The state, she added, must be reorganised along social democratic lines and it must be able to “take care of us all”.
The economy should produce growth for the many, not the few, and the country should “think about tomorrow and the day after that, not just today,” she said.
Dobrev said the state must be held accountable and provide high-quality services across the board.
She said the Fidesz government had deliberately pursued a policy of allowing public health care to deteriorate in the hope this would stoke demand for private health care, and she called for reform of the financing and structure of the sector.
The DK politician also said Hungarian education had “collapsed” and spending would have to exceed the European average to catch up, and she vowed that a DK government would make free and high-quality education a constitutional right.

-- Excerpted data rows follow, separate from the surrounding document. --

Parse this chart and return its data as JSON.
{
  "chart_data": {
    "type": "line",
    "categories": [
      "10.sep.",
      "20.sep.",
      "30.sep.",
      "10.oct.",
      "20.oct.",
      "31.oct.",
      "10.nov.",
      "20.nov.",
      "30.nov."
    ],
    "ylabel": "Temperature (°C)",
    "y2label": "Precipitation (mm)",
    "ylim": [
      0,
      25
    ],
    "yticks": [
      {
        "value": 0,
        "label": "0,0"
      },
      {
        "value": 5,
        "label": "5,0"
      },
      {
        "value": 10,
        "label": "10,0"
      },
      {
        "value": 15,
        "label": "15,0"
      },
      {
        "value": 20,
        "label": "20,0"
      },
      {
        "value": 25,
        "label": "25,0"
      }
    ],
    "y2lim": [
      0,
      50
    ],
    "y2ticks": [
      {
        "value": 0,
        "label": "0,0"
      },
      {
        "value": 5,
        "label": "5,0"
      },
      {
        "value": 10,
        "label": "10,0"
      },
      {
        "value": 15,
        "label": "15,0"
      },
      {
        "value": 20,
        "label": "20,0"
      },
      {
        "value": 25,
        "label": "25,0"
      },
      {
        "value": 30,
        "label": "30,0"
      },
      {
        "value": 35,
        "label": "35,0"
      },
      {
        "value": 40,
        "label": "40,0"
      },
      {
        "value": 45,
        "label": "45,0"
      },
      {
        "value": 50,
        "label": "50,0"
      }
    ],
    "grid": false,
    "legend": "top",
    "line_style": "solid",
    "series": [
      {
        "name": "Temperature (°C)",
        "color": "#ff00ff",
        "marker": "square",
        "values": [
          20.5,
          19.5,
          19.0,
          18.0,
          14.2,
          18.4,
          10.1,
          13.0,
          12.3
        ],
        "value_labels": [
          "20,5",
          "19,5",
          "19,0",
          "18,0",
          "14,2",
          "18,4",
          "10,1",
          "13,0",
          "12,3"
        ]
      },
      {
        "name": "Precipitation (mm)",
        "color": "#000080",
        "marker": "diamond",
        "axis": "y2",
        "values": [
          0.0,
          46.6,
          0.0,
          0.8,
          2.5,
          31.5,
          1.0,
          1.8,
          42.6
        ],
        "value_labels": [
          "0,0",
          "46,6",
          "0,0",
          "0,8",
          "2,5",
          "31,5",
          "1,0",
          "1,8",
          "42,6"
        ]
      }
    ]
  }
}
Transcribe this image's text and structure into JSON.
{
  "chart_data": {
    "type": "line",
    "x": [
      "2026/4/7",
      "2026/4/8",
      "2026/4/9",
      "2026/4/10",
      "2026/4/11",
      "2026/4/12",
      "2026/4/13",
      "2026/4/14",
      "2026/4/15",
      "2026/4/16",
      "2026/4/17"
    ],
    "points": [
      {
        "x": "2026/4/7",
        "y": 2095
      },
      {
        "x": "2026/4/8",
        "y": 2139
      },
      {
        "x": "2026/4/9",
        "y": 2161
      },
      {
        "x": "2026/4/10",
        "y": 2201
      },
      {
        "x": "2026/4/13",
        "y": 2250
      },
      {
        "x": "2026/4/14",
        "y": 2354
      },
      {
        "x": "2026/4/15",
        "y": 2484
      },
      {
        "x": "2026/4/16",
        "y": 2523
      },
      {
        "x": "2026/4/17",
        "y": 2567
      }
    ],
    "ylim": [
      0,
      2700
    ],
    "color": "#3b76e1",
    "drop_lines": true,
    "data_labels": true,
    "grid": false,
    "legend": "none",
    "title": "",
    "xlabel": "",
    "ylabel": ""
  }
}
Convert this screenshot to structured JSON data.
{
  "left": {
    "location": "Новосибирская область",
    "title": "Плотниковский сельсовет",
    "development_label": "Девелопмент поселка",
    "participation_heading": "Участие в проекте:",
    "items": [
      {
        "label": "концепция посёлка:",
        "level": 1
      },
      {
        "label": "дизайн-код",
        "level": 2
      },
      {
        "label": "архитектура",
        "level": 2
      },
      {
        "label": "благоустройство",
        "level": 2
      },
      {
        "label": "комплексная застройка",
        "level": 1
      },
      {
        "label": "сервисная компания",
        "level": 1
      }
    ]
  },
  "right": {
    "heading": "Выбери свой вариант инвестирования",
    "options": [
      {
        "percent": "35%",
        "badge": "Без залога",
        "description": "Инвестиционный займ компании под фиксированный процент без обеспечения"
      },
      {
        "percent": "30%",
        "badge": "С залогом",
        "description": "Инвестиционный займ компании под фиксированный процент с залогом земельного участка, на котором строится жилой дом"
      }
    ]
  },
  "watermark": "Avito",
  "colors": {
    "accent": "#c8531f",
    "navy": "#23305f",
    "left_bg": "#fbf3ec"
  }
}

She said Hungary had returned to a state of poverty affecting millions, but it had a duty to help those who needed it most.
On the subject of culture policy, Dobrev promised to be hands-off, to provide support, and make it accessible to everyone.
She said people did not exist for the economy but vice-versa. Wages of workers are not just an expense but the foundations of an independent life worthy of a human being, she added.
A DK government would introduce a European minimum wage agreement and always be on the side of workers, she said.
It would also make a decent pension a constitutional right, based on a mixed-index calculation for payment rises, she said
She said climate change was already a fact of life and would affect all areas of it, but the green transition must be implemented fairly.
Dobrev said Europe was moving towards a much stronger, closer alliance — a United States of Europe — and it was in Hungary’s interest not to be an outsider but to be part of its core.